夏凡打量了眼刻意攔住他們的丁恩,他倒是不奇怪丁恩能找到自己,怎麼說他也是出身於當地的豪強大族,想要找個沒有掩飾行跡的外來人簡直是輕而易舉的事情。
“閣下,感謝您昨日出手相助……”
“等等!”
未等丁恩把話說完,夏凡便出聲制止道。
“你的來意我已經清楚了,但我不需要你感恩戴德,如果你真的非要謝我,那就來點實在的吧。”
“……實在的?”
丁恩一時愣怔茫然道。
又來了。
身旁的石小飛心中默唸。
“嗯,最近我手頭有點緊張,如果你真想感謝我,還不如給點真金白銀來得實在。”夏凡一本正經道。“這樣我既承了你的情,你也不必感到虧欠,各得其所,豈不美哉?”
“但閣下的恩情豈能用金錢俗物來衡量。”
丁恩聽完後不由苦笑道。
“沒事,我本來就是個俗人,所以你大可放心用金錢俗物回饋於我,我不介意的。”
夏凡理直氣壯道。
“……好吧,既然閣下都如此說了,在下也不好多說什麼了。”丁恩無奈輕嘆口氣,然後緩緩從懷裡掏出枚玉佩丟給守候在滑竿邊的隨從道。“你拿着這枚玉佩去府裡尋管家支取一千金的銀票來,只需言明這是少爺的命令。”
“好的少爺。”
隨從接了玉佩,立刻起身返回府裡。
“還望閣下能稍等片刻,在下的隨從很快便會把您要的金錢俗物取來。”
丁恩朝着夏凡艱難拱了拱手道。
“一千金啊,你家還真是有錢呢,不愧是當地最大的地主老財!”
夏凡抖了抖眉毛道。
“呵呵,不過是一點金錢俗物罷了,對於閣下這樣的隱世高人而言,想要多少還不是唾手可得的易事。”丁恩頓感慚愧道。

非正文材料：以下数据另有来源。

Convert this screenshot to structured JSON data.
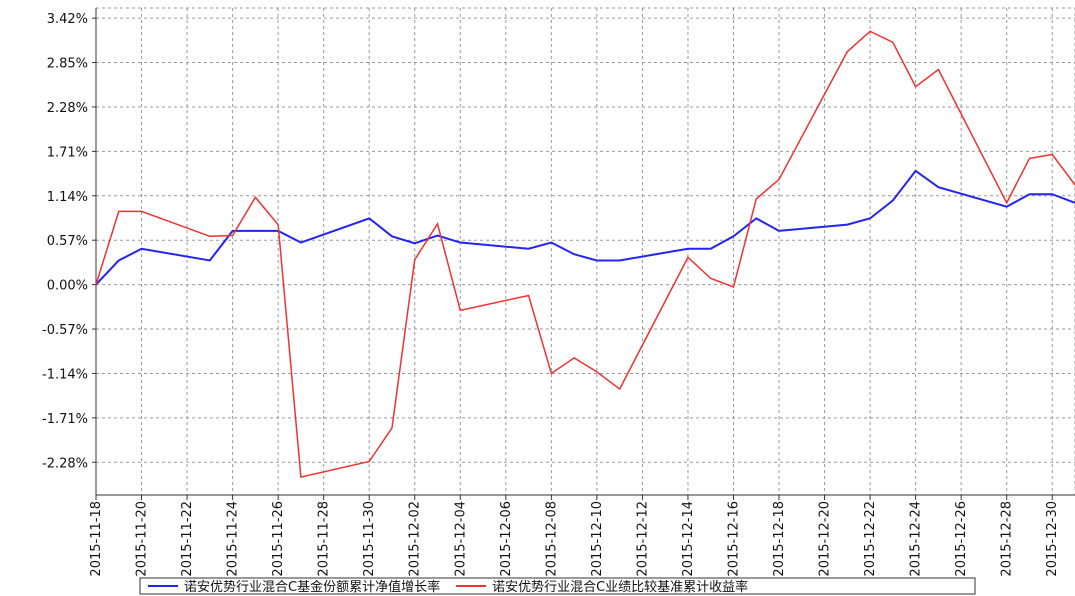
{
  "chart_data": {
    "type": "line",
    "x": [
      "2015-11-18",
      "2015-11-19",
      "2015-11-20",
      "2015-11-23",
      "2015-11-24",
      "2015-11-25",
      "2015-11-26",
      "2015-11-27",
      "2015-11-30",
      "2015-12-01",
      "2015-12-02",
      "2015-12-03",
      "2015-12-04",
      "2015-12-07",
      "2015-12-08",
      "2015-12-09",
      "2015-12-10",
      "2015-12-11",
      "2015-12-14",
      "2015-12-15",
      "2015-12-16",
      "2015-12-17",
      "2015-12-18",
      "2015-12-21",
      "2015-12-22",
      "2015-12-23",
      "2015-12-24",
      "2015-12-25",
      "2015-12-28",
      "2015-12-29",
      "2015-12-30",
      "2015-12-31"
    ],
    "series": [
      {
        "name": "诺安优势行业混合C基金份额累计净值增长率",
        "color": "#2424f0",
        "values": [
          0.0,
          0.31,
          0.46,
          0.31,
          0.69,
          0.69,
          0.69,
          0.54,
          0.85,
          0.62,
          0.53,
          0.63,
          0.54,
          0.46,
          0.54,
          0.39,
          0.31,
          0.31,
          0.46,
          0.46,
          0.62,
          0.85,
          0.69,
          0.77,
          0.85,
          1.08,
          1.46,
          1.25,
          1.0,
          1.16,
          1.16,
          1.05
        ]
      },
      {
        "name": "诺安优势行业混合C业绩比较基准累计收益率",
        "color": "#f03232",
        "values": [
          0.0,
          0.94,
          0.94,
          0.62,
          0.63,
          1.12,
          0.77,
          -2.47,
          -2.27,
          -1.84,
          0.32,
          0.78,
          -0.33,
          -0.14,
          -1.14,
          -0.94,
          -1.12,
          -1.34,
          0.35,
          0.08,
          -0.03,
          1.1,
          1.35,
          2.99,
          3.25,
          3.11,
          2.54,
          2.76,
          1.05,
          1.62,
          1.67,
          1.28
        ]
      }
    ],
    "xlim": [
      "2015-11-18",
      "2015-12-31"
    ],
    "xticks": [
      "2015-11-18",
      "2015-11-20",
      "2015-11-22",
      "2015-11-24",
      "2015-11-26",
      "2015-11-28",
      "2015-11-30",
      "2015-12-02",
      "2015-12-04",
      "2015-12-06",
      "2015-12-08",
      "2015-12-10",
      "2015-12-12",
      "2015-12-14",
      "2015-12-16",
      "2015-12-18",
      "2015-12-20",
      "2015-12-22",
      "2015-12-24",
      "2015-12-26",
      "2015-12-28",
      "2015-12-30"
    ],
    "ylim": [
      -2.7,
      3.55
    ],
    "yticks": [
      {
        "value": -2.28,
        "label": "-2.28%"
      },
      {
        "value": -1.71,
        "label": "-1.71%"
      },
      {
        "value": -1.14,
        "label": "-1.14%"
      },
      {
        "value": -0.57,
        "label": "-0.57%"
      },
      {
        "value": 0,
        "label": "0.00%"
      },
      {
        "value": 0.57,
        "label": "0.57%"
      },
      {
        "value": 1.14,
        "label": "1.14%"
      },
      {
        "value": 1.71,
        "label": "1.71%"
      },
      {
        "value": 2.28,
        "label": "2.28%"
      },
      {
        "value": 2.85,
        "label": "2.85%"
      },
      {
        "value": 3.42,
        "label": "3.42%"
      }
    ],
    "grid": true
  }
}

“別這麼說,沒聽過一分錢難倒英雄漢嗎?”夏凡不以爲意道。“行走江湖嘛,武功高強也要吃飯的,如果不恥於打劫偷盜,又不想拋頭露面在街頭賣藝,沒個好出身的話,錢從何來?而打工是不可能給別人打工的,所以也就是偶爾行俠仗義才維持得了生活這樣子。”
“閣下所言還真是令人發人深省……”
丁恩強擠出笑容恭維了一句。
“行了行了,少跟我在這客套了,這回你就當我是收錢辦事吧,這樣你也能心安很多了。”
夏凡擺了擺手道。
不一會兒,丁恩的隨從便帶着一疊銀票趕了回來。
夏凡拿了銀票,分出大半交給石小飛包管,隨後與丁恩招呼了一聲便直接牽着馬離開了。
丁恩沒有再阻攔相勸,僅僅是目送着他們漸行漸遠,直至消失在街道盡頭。
“少爺,府裡突然來了幾位貴客,老爺命小的趕緊來通知您回府。”
這時候,一個下人匆匆忙忙地來到丁恩面前稟報道。